Lake Mutirikwi hydro power project 75pc complete

Construction of the US$14,5 million mini-hydro power plant at Lake Mutirikwi Dam in Masvingo by Great Zimbabwe Hydro Power Company is now in the home stretch with the 5-megawatt station set for commissioning at the end of April this year.

Initially, the clean energy project, one of the many flagship ventures that have pivoted Masvingo towards self-sustainability in clean energy, was billed for commissioning in November last year before rescheduling. 

Demand for irrigation water in the cane plantations in the Lowveld forced ZINWA to release water downstream of Lake Mutirikwi in the process causing delays in construction works that were taking place. The heavy rains late last month and early this month delayed work.

Great Zimbabwe Power Company projects coordinator Mr Hubert Chipfumbu yesterday confirmed the new timelines for commissioning the project saying everything was now in place for completion at the end of April with construction 75 percent complete.

“In the next fortnight, we will start the installation of electro-mechanical equipment such as turbines and alternators in the powerhouse and I am also happy that work on the penstock is proceeding according to plan.’’

The penstock will channel water from the dam to the powerhouse where it will move turbines to generate electricity.
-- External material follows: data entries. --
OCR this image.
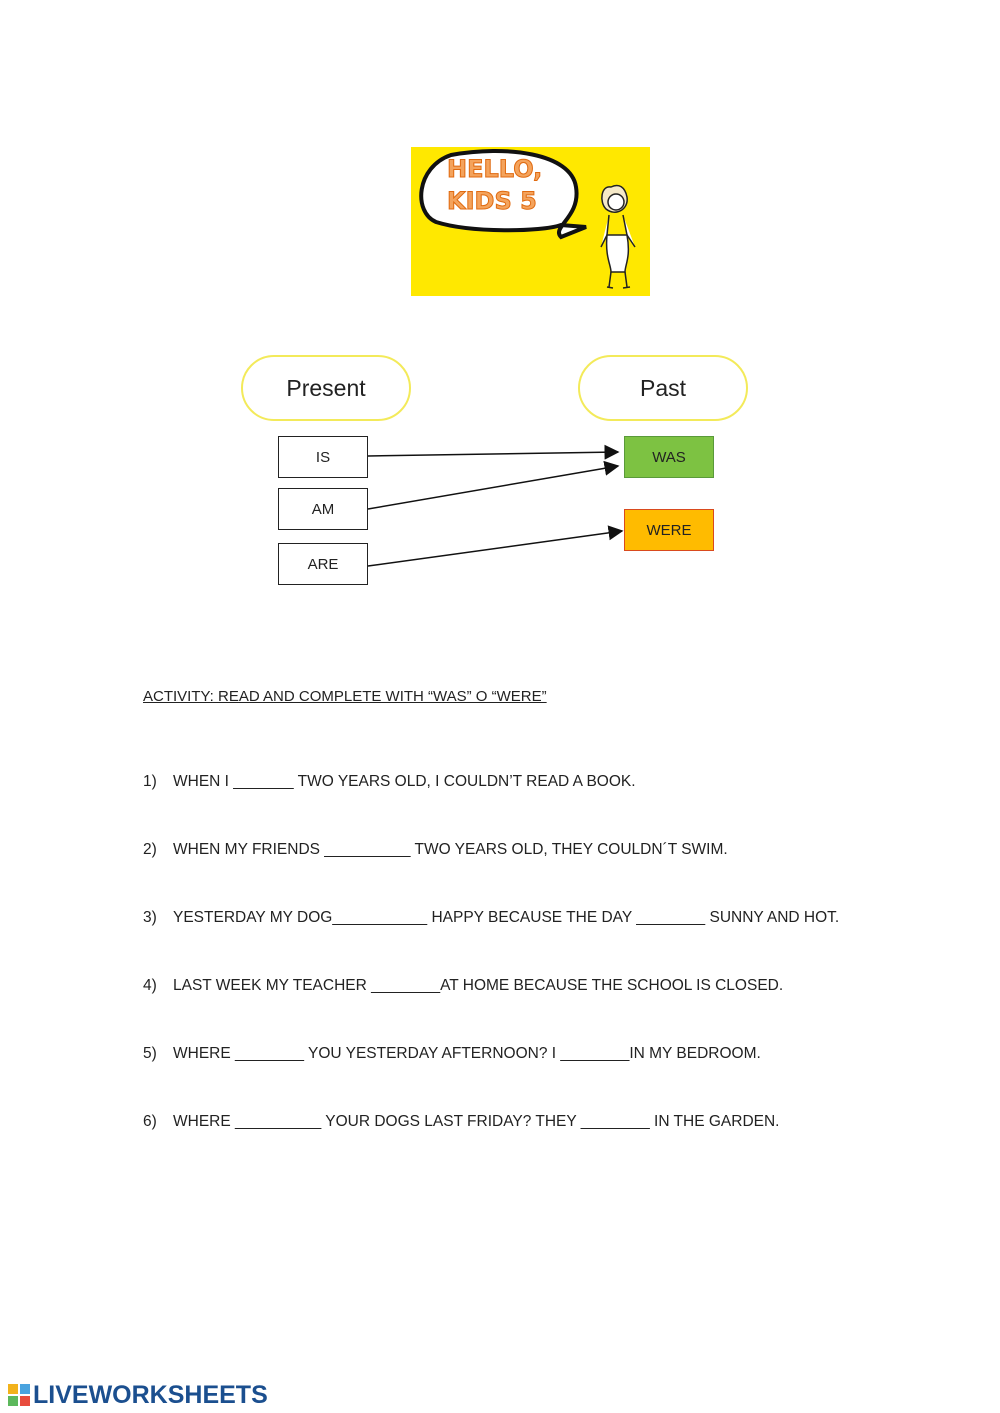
HELLO,
KIDS 5
Present	Past
IS
AM
ARE
WAS
WERE
ACTIVITY: READ AND COMPLETE WITH “WAS” O “WERE”
1) WHEN I _______ TWO YEARS OLD, I COULDN’T READ A BOOK.
2) WHEN MY FRIENDS __________ TWO YEARS OLD, THEY COULDN´T SWIM.
3) YESTERDAY MY DOG___________ HAPPY BECAUSE THE DAY ________ SUNNY AND HOT.
4) LAST WEEK MY TEACHER ________AT HOME BECAUSE THE SCHOOL IS CLOSED.
5) WHERE ________ YOU YESTERDAY AFTERNOON? I ________IN MY BEDROOM.
6) WHERE __________ YOUR DOGS LAST FRIDAY? THEY ________ IN THE GARDEN.
LIVEWORKSHEETS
Construction of a 24km powerline from the power station to Kyle sub-station was ongoing adding that everything was set for completion of the long-awaited project on the new set dates.

Construction works at the project started in March 2022 and the venture has aroused excitement within surrounding communities in Murinye and Chikwanda communal lands where the bulk of more than 150 unskilled workers were drawn from.

Lake Mutirikwi, which is Zimbabwe’s second largest interior dam after Tugwi-Mukosi, bisects Chikwanda and Murinye communal lands in the Masvingo district, and communities in the two jurisdictions have welcomed the roll-out of the power project mainly for creating employment.

Great Zim Hydro Power Company is developing the 5MW power project working closely with a foreign partner, Frontier Energy of Denmark, and also local investors principally Old Mutual Life Assurance Company. 

The mini-station is one of several planned for the larger irrigation dams, able to use the release of irrigation water to drive the turbines and raise the power required to run the pumps and other irrigation equipment.

The Government has announced plans to have a second 5MW plant further downstream taking the power output along Mutirikwi River to 10MW. 

Feasibility studies for a bigger hydropower plant at Tugwi-Mukosi in southern Chivi that will generate 17MW have also been completed.